Thanks Dunc! You have most excellent pics of your watches, this is all great advice for the novice like me.... a good deal to learn!


----------



## richardod (Oct 13, 2011)

Great guide- I will try some of the tips, particularly the one about reflective crystals.


----------



## WingTsun (Jul 14, 2012)

Glad you're finding it helpful and thanks for the kind words!!


----------



## webby (Aug 24, 2012)

nicely explained many thanks :yes:


----------



## kettle13 (Sep 7, 2012)

Some great info


----------



## WingTsun (Jul 14, 2012)

I'm going to update this guide soon with some pics of how to set things up and also info about a new lighting setup I've just bought in which should work very well and, for most, won't break the bank, either.


----------



## MikeProcter (Sep 16, 2012)

Thanks for that guide. Very useful.


----------



## WingTsun (Jul 14, 2012)

MikeProcter said:


> Thanks for that guide. Very useful.


You're very welcome. I've just updated it with a new section on camera phone photography which I'll keep updating as I figure out the best technique myself. :wallbash: :lol:


----------



## Koing (Dec 30, 2012)

Really good read. Thanks!

Koing


----------



## adz313 (Feb 23, 2013)

Just spotted this, thanks.

Will read properly later (skimmed it on the phone).
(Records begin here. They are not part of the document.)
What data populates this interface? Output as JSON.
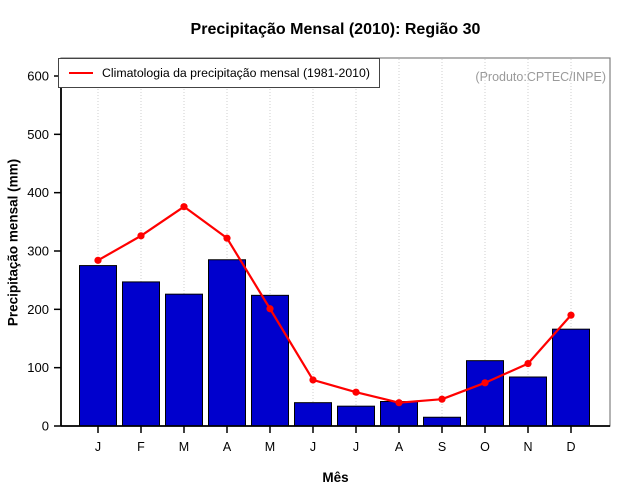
{
  "chart_data": {
    "type": "bar",
    "title": "Precipitação Mensal (2010): Região 30",
    "xlabel": "Mês",
    "ylabel": "Precipitação mensal (mm)",
    "annotation": "(Produto:CPTEC/INPE)",
    "categories": [
      "J",
      "F",
      "M",
      "A",
      "M",
      "J",
      "J",
      "A",
      "S",
      "O",
      "N",
      "D"
    ],
    "series": [
      {
        "name": "Precipitação mensal 2010",
        "type": "bar",
        "values": [
          275,
          247,
          226,
          285,
          224,
          40,
          34,
          42,
          15,
          112,
          84,
          166
        ]
      },
      {
        "name": "Climatologia da precipitação mensal (1981-2010)",
        "type": "line",
        "values": [
          284,
          326,
          376,
          322,
          201,
          79,
          58,
          40,
          46,
          74,
          107,
          190
        ]
      }
    ],
    "legend": {
      "label": "Climatologia da precipitação mensal (1981-2010)",
      "position": "top-left"
    },
    "ylim": [
      0,
      600
    ],
    "yticks": [
      0,
      100,
      200,
      300,
      400,
      500,
      600
    ],
    "grid": "vertical-dotted",
    "colors": {
      "bar": "#0000CD",
      "bar_border": "#000000",
      "line": "#FF0000",
      "grid": "#CFCFCF",
      "box": "#808080",
      "axis": "#000000",
      "annotation": "#9A9A9A"
    }
  }
}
I really should get the camera out to take photos, iPhone is just too handy so seem to rely on it more and more


----------



## WingTsun (Jul 14, 2012)

adz313 said:


> Just spotted this, thanks.
> 
> Will read properly later (skimmed it on the phone).
> 
> I really should get the camera out to take photos, iPhone is just too handy so seem to rely on it more and more


You're welcome! iPhones are great for quick snap shots but if you want more detailed photos you can't beat a decent camera and tripod.


----------



## bowie (Mar 12, 2005)

Have just added this to the favourite bar my friend thanks for posting,


----------



## WingTsun (Jul 14, 2012)

bowie said:


> Have just added this to the favourite bar my friend thanks for posting,


Not at all, glad you found it useful.


----------